Dominic Tarr wrote:
>>...Karl Popper did make an attempt to explain
>>free-will in term of "self-diagonalization" indeed. The basic and
>>simple idea is that IF I can totally predict myself, then I have the
>>opportunity to refute such a prediction. This is why in a trial your
>>lawyer cannot invoke determinacy (like my client has made a murder, but
>>really he was just obeying to the physical laws), because if such a
>>determination can make sense then the "client" could have use in some
>>responsible way to escape its murderer fate still without violating the
>>physical laws. I don't pretend there is any rigor here.
>>"Free from what?": Free from what you can determine. The one who can
>>determine that heavy bodies fall, will soon or later be able to fly.
> 
> 
> I was just about to make a post to this effect, and then when i read
> down to the end i found it.
> 
> but so how could primes be said to have free will? primes are complex
> in the sense that they can not be predicted except by performing the
> calculation they literally represent faster than some algorithm which
> you are trying to beat.
> 
> likewise, one could surely calculate the outcome of a coin flip with a
> sufficiently large and accurate number of measurements and fast
> calculations, or even a human being, 

The statistician Persis Diaconis can flip a coin and predict the outcome of 
each 
  flip (as can many magicians).

>if you could accurately model
> them and a sufficient amount of their local environment. there is no
> shortcut to computing these things, you just have do all the hard work
> quickly to make a prediction, so they are all complex, if not free.
> 
> however, as a person's local environment might plausibly contain a
> computer which modeled their local environment and predicted their
> behaviour. so the model would actually have to model itself, 

Why assume the computer is part of the person's environment?

>now
> having to recalculate what the subject will do after every calculation

Why assume the calculation is communicated to the person?
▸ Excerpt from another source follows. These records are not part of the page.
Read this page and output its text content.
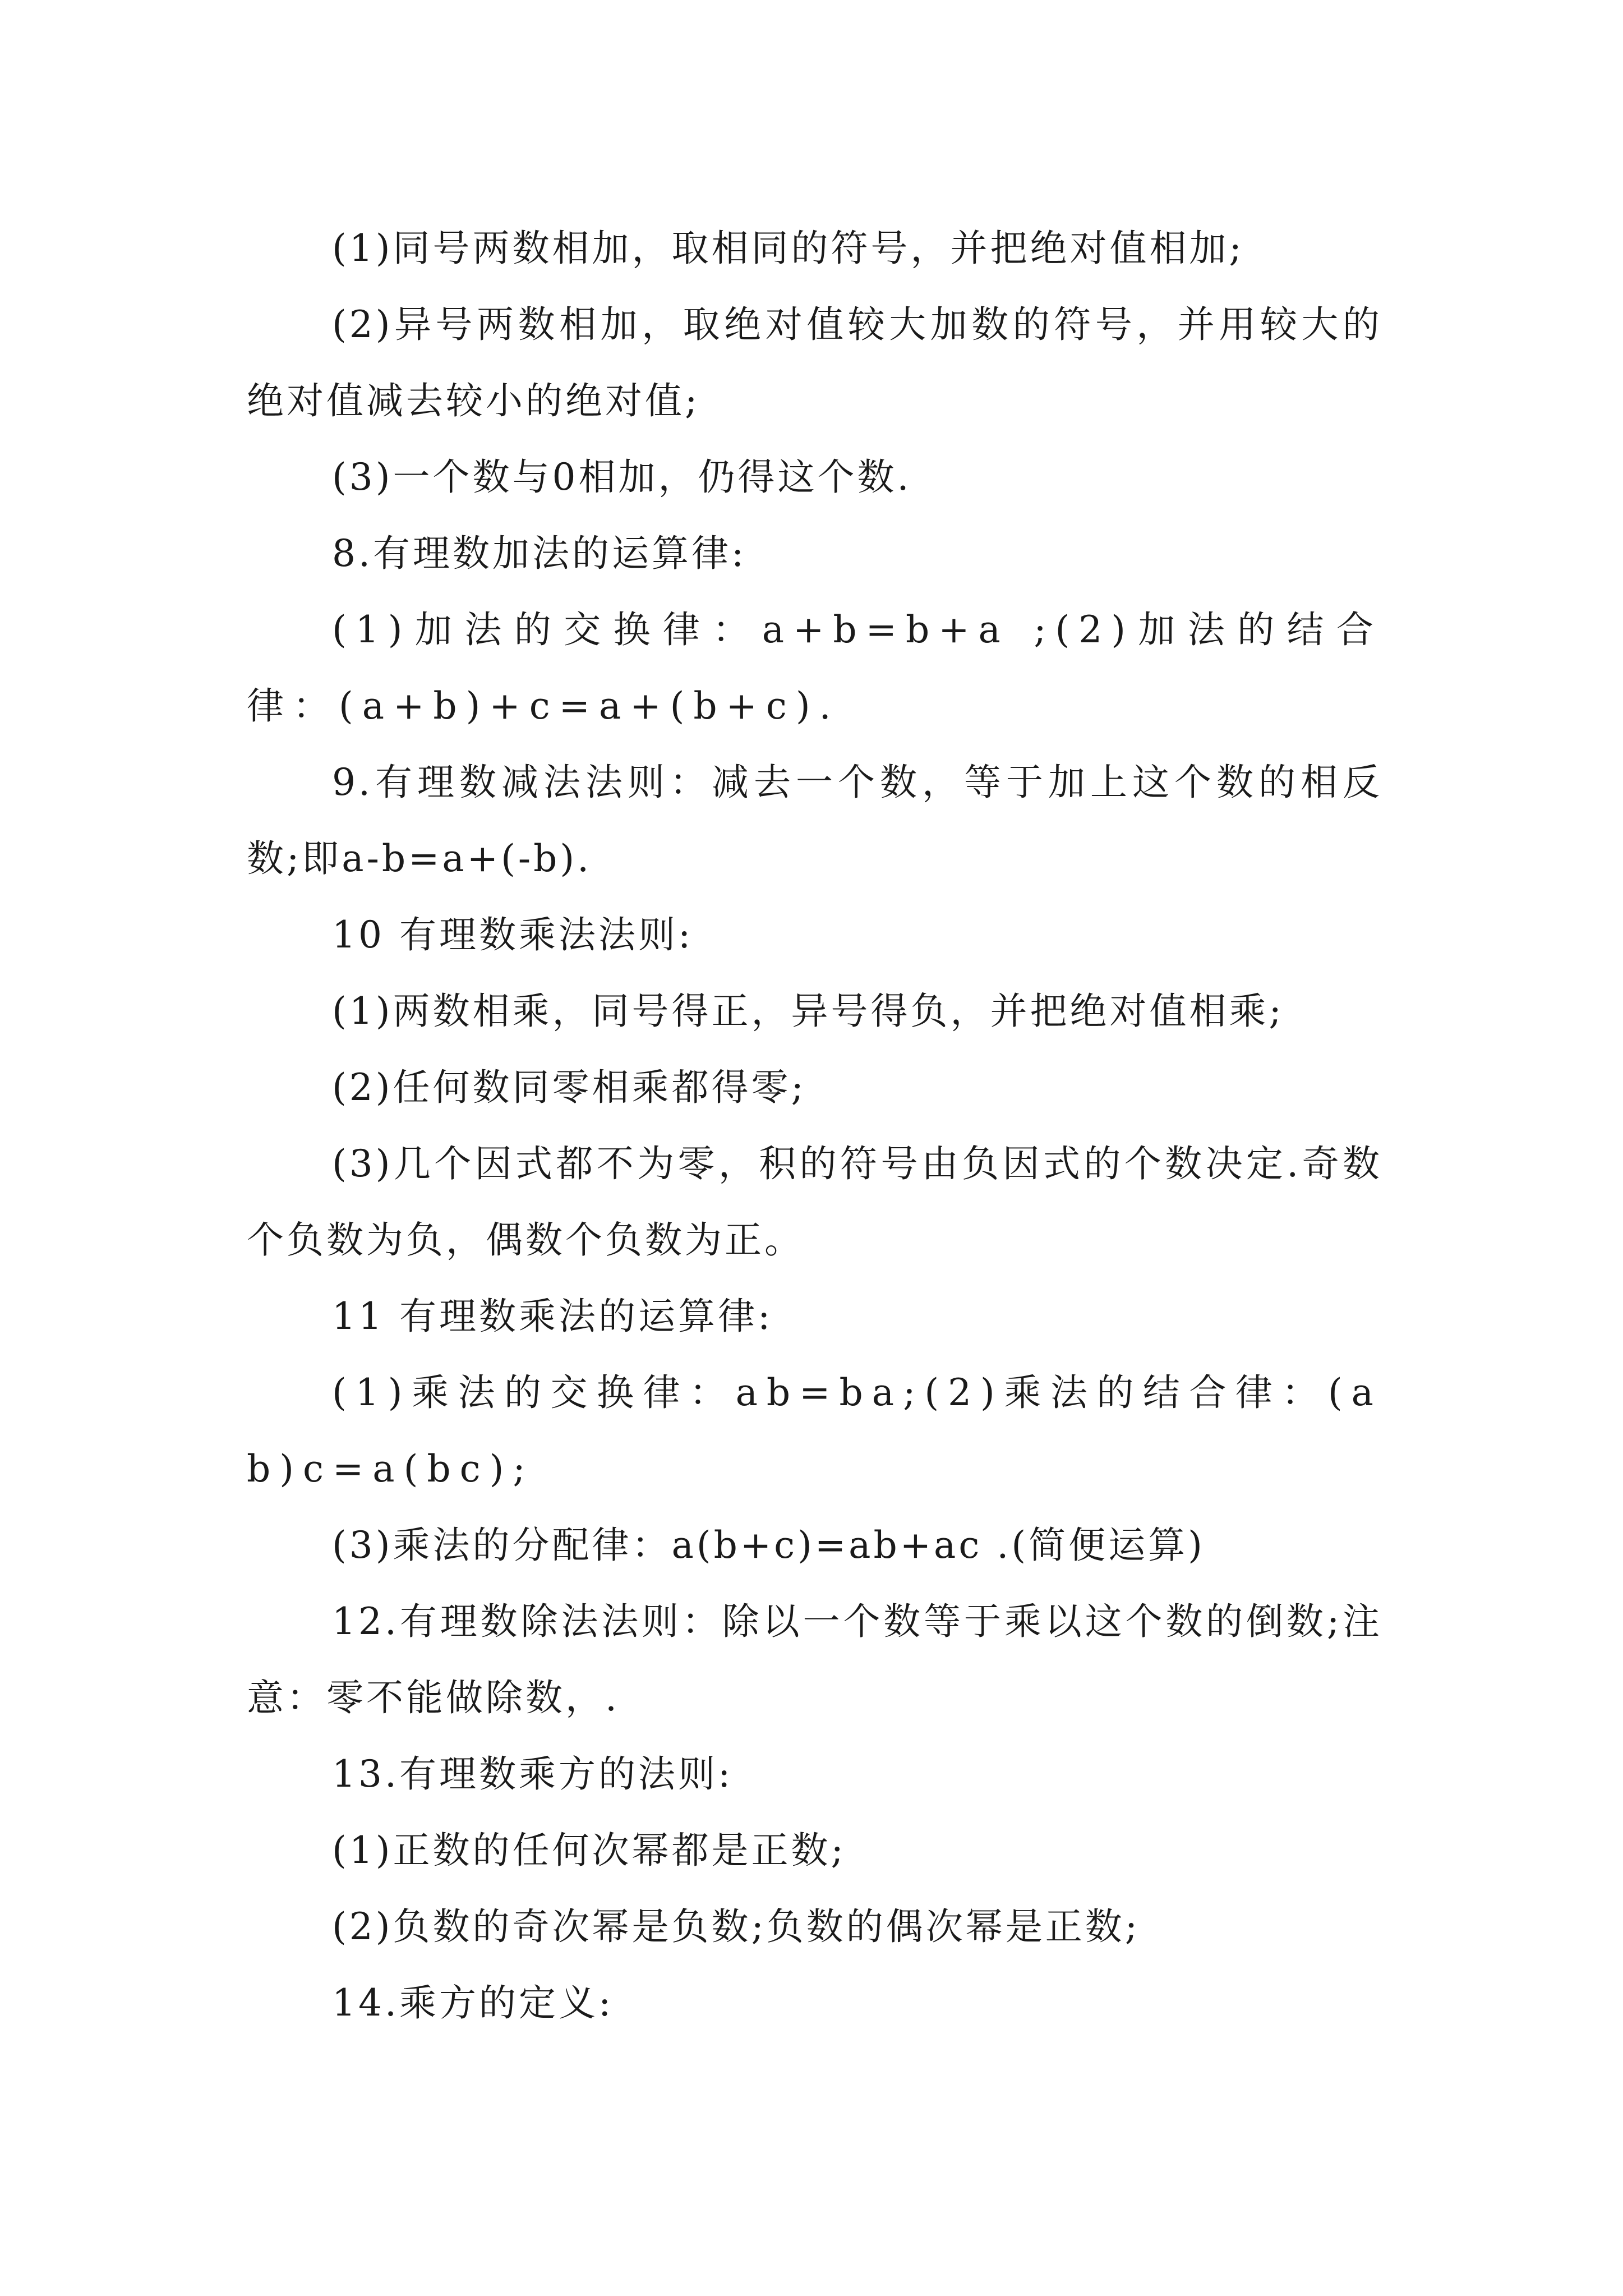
(1)同号两数相加，取相同的符号，并把绝对值相加;

(2)异号两数相加，取绝对值较大加数的符号，并用较大的绝对值减去较小的绝对值;

(3)一个数与0相加，仍得这个数.

8.有理数加法的运算律:

(1)加法的交换律：a+b=b+a ;(2)加法的结合律：(a+b)+c=a+(b+c).

9.有理数减法法则：减去一个数，等于加上这个数的相反数;即a-b=a+(-b).

10 有理数乘法法则:

(1)两数相乘，同号得正，异号得负，并把绝对值相乘;

(2)任何数同零相乘都得零;

(3)几个因式都不为零，积的符号由负因式的个数决定.奇数个负数为负，偶数个负数为正。

11 有理数乘法的运算律:

(1)乘法的交换律：ab=ba;(2)乘法的结合律：(ab)c=a(bc);

(3)乘法的分配律：a(b+c)=ab+ac .(简便运算)

12.有理数除法法则：除以一个数等于乘以这个数的倒数;注意：零不能做除数，.

13.有理数乘方的法则:

(1)正数的任何次幂都是正数;

(2)负数的奇次幂是负数;负数的偶次幂是正数;

14.乘方的定义:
> would take so long the subject would have already done something and
> the model wouldn't be making a prediction any more!
> 
> this looks like a different order of magnitude of unpredictability to
> what primes and coins have, because of the potential self-referential
> step.
> 
> perhaps the key is that primes and coins do not have a will, thus
> remain indifferent to being predicted. so you might say they are
> "free", but you could not say they had "freewill".

Actually, in some circumstances you can predict what a person will do.  Does 
that somehow prevent them from doing it or deny them "freewill" (whatever that 
is).  See the Grey Walter experiment for an interesting example.